Rudy cilla, encaissa le coup. Quelque chose ne tournait pas rond. Il n'y comprenait que dalle, mais il en était certain : l'un d'eux débloquait et c'était lui le plus sain d'esprit. Mikael ne lui semblait pas dans son état normal. Son incapacité à définir le malaise l'angoissa de plus belle. Ce n'était pas son Blacky-caramel. Il discutait avec sa version obscure : Darth Blacky.
— Qu'est-ce qu'il t'arrive, Sainsbury ?
L'utilisation de son patronyme prit Mikael de court. Dans les yeux émeraude : de la suspicion. Rudy l'étudiait, toute peur envolée. Mikael renifla.
— « Qu'est-ce qu'il m'arrive ? » Demande celui qui est sur le point de faire dans son froc. Tu permets que je te la retourne ? Qu'est-ce qu'il t'arrive, Rudy ? On fait moins le malin ?
Soudain, Rudy percuta. Il ne se serait pas attendu à cette réaction, toutefois.
— Je vois... t'es fâché contre moi. T'as vu ce que j'ai fait à ta photo sur le trombinoscope et ça t'a mis en rogne.
Mikael pouffa. Mal à l'aise, Rudy s'agita. Ce petit rire parlait d'instabilité. De quelle nature ? Mentale, émotionnelle ?
— Reviens sur terre, microbe. Tu espérais quoi ? Que ça me déstabiliserait ?
— J'espérais rien, mais de toute évidence, t'es déstabilisé, souligna Rudy avec défi. T'es plus toi-même, là. Qu'est-ce que tu me fais ?

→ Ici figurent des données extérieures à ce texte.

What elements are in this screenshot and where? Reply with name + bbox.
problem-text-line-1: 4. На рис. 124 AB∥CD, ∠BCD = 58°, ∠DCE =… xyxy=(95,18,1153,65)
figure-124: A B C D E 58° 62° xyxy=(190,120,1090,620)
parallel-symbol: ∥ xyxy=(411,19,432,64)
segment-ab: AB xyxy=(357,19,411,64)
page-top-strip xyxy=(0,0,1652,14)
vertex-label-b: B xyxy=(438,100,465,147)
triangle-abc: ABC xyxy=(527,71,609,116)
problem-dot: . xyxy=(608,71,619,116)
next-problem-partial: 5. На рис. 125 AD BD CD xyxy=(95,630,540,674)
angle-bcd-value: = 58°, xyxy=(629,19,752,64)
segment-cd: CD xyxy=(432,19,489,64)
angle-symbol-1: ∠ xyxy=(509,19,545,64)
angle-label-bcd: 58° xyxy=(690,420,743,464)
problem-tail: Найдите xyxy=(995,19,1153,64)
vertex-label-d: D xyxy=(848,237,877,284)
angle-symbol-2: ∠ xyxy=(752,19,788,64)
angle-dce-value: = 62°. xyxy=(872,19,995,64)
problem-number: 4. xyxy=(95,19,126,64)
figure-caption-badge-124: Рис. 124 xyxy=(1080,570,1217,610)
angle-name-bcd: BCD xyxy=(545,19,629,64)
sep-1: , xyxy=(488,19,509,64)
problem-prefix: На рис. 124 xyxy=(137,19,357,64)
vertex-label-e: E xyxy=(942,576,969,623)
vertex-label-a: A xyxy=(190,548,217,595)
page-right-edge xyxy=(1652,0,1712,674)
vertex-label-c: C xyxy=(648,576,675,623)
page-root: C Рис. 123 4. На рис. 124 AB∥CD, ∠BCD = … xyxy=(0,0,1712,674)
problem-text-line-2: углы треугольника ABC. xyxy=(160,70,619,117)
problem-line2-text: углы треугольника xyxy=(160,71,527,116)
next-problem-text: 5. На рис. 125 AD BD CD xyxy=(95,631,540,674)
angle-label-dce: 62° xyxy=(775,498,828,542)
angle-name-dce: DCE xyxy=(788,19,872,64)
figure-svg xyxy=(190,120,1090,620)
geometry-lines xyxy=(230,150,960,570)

Il croisa les bras, sourcils arqués. Il s'était promis de dompter ce chien fou, alors il définirait les rôles une fois pour toute. Celui du maître et du chien fou. Mikael imita sa posture.
— Qu'est-ce que tu racontes ?
— Le Blacky que je connais n'essayerait pas de me faire peur. Au contraire, il a promis de m'aider à surmonter mes phobies. T'as promis de pas me lâcher tant que j'aurais besoin d'aide. Tu as promis ! gronda-t-il.
Rudy planta un index incisif dans la poitrine de son vis-à-vis, l'obligeant presque à reculer d'un pas. La colère montait. Il saturait de ces promesses suaves dont l'abreuvait son entourage. Ce n'était pas faute d'avoir appris à ses dépens qu'elles n'engageaient que ceux qui y portaient foi.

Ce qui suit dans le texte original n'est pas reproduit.